El indio era un problema: impedía recuperar grandes extensiones de tierras fértiles, que pedían a gritos ser debidamente explotadas por los que conocíamos el negocio del campo.

Recordemos que estaba terminando mi gestión como gobernador y estaba frente a un dilema. Cómo continuar en el candelero, pero fuera de la ciudad de Buenos Aires. Es cierto que me alejaría de donde se cocinaba la política, pero vería de destacarme en el plano militar. Y conquistando tierras, que ya sabía a quién repartirla, tendría de mi lado a mis amigos estancieros.

Renuncié el 10 de diciembre de 1832, e indiqué que nombrasen a Juan Ramón Balcarce en mi lugar. El apellido era ilustre en Buenos Aires.
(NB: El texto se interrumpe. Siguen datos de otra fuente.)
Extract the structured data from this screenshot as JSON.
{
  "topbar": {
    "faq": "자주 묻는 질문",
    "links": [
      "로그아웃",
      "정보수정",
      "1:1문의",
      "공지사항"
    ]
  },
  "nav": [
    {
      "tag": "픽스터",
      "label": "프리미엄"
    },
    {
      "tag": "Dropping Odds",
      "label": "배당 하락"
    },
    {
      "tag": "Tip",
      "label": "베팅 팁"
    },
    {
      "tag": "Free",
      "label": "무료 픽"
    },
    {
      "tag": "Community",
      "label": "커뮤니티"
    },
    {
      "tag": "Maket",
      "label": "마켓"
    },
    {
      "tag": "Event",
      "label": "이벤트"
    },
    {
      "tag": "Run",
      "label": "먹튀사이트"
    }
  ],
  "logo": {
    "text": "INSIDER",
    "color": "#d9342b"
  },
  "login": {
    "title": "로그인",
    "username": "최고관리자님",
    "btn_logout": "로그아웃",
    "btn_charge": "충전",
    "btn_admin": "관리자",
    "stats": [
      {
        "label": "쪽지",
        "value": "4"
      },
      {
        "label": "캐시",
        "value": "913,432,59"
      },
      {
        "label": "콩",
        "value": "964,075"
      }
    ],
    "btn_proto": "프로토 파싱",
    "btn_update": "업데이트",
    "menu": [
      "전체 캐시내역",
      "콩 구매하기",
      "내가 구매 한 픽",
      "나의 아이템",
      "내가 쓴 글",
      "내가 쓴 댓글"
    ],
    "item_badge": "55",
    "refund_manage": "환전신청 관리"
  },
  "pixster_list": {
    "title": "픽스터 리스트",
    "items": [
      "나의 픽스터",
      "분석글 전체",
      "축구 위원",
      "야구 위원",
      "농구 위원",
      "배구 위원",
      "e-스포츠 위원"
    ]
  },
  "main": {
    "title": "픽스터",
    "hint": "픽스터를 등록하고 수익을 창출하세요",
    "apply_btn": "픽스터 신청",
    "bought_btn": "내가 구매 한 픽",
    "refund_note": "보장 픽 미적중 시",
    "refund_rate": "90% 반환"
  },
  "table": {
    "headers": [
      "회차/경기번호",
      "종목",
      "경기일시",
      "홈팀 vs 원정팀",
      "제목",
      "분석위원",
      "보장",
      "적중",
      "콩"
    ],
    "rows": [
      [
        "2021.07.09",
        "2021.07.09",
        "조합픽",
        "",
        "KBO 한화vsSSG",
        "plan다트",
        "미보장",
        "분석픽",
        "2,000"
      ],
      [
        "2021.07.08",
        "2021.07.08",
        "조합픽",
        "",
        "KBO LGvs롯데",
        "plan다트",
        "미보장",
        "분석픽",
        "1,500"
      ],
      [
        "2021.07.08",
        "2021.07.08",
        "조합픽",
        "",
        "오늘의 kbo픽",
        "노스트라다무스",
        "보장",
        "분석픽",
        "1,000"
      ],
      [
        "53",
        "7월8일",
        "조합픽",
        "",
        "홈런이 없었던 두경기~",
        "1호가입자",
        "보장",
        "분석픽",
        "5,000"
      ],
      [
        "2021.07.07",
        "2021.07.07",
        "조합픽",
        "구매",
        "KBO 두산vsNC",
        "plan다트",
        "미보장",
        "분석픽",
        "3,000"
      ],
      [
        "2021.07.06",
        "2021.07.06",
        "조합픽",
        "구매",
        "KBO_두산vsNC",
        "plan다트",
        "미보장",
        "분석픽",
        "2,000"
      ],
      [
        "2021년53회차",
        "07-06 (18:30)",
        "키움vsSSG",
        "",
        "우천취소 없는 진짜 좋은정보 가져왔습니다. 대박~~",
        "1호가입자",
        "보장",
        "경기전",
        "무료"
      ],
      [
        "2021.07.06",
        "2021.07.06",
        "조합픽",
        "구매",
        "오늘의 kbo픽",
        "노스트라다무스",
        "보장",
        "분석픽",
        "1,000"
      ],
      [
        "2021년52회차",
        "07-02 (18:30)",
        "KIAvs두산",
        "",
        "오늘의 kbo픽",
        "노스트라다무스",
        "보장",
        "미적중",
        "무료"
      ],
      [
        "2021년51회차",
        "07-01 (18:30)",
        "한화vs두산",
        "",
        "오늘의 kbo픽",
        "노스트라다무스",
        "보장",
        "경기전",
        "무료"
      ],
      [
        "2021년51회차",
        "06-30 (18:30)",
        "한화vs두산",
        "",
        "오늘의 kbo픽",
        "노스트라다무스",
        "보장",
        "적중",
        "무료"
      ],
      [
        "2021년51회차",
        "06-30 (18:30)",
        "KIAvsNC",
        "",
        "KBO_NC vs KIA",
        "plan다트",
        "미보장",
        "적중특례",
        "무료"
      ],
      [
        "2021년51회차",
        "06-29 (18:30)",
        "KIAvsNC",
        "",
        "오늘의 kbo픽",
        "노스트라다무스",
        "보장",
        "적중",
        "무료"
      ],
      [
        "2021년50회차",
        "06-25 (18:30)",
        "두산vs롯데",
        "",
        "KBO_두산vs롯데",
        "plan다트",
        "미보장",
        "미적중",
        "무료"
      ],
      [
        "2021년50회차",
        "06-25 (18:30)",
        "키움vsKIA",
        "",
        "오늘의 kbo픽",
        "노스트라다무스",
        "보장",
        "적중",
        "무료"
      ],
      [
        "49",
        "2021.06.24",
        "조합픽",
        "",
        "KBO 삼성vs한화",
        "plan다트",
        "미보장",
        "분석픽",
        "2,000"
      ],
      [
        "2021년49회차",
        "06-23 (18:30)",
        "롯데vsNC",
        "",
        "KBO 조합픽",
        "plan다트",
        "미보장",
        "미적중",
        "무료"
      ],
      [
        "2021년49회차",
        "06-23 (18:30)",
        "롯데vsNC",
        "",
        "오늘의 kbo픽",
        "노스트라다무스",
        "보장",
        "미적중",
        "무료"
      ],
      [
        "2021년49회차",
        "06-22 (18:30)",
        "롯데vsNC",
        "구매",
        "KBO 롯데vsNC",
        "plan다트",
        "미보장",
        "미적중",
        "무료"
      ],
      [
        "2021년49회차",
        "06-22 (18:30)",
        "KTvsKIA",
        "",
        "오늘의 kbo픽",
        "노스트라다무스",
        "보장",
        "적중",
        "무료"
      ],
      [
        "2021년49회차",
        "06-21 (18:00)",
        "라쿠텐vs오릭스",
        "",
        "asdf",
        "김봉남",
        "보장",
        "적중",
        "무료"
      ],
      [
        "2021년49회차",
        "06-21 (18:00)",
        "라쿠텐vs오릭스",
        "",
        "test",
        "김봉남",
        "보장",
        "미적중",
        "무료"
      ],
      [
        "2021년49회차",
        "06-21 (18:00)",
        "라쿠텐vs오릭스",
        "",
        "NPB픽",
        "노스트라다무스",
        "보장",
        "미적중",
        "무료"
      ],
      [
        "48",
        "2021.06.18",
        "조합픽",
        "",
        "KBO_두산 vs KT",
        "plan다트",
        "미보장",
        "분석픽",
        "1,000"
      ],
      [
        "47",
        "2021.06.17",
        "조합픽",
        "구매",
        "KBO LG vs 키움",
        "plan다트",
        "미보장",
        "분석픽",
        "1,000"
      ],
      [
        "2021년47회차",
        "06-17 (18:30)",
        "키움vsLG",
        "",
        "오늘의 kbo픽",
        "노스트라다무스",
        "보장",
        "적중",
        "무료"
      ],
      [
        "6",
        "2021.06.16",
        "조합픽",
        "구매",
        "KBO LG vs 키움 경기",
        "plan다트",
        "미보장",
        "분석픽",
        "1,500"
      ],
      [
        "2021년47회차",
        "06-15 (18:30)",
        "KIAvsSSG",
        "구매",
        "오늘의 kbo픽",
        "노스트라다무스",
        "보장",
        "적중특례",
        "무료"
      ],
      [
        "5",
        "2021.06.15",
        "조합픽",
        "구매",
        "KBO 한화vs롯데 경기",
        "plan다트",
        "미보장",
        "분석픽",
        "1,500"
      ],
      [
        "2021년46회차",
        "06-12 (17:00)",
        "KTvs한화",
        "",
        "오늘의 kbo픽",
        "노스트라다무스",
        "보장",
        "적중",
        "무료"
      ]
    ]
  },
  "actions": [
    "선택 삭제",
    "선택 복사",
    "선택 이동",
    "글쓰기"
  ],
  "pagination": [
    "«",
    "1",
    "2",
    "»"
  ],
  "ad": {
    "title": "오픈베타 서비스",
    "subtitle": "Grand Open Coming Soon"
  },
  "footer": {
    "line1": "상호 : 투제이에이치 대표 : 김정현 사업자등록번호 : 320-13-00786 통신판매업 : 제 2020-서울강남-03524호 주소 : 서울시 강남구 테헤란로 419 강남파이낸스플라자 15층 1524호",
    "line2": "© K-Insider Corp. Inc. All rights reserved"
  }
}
Tanto él como sus hermanos Antonio y Marcos se habían destacado en las guerras de la independencia.

En ese momento, era el candidato perfecto. Era un federal de categoría, gente decente, que no competiría conmigo para ver quién sería más popular entre la plebe, y menos tenía la muñeca para negociar con otros gobernadores, si es que se le cruzaba por la cabeza sacarme del medio.

Costó convencerlo, el hombre no quería saber nada. Pero no tuvo más remedio que aceptar. Su primera medida fue la de nombrarme comandante general de campaña y jefe de la división de la expedición que yo le había indicado que haría.

Le había pedido a la legislatura fondos para esa empresa que sería de pacificación general de los indios en las regiones del sud y sudoeste, en tierras que llegaban hasta la mismísima cordillera de los Andes.

Estuvo bien pensada. La hice en combinación con Mendoza y San Juan, y tuve el cuidado de involucrarlo al riojano Juan Facundo Quiroga, un referente en el interior y escuchado por sus pares. También aceptaron colaborar el gobernador Estanislao López y los gobiernos de Córdoba y San Luis.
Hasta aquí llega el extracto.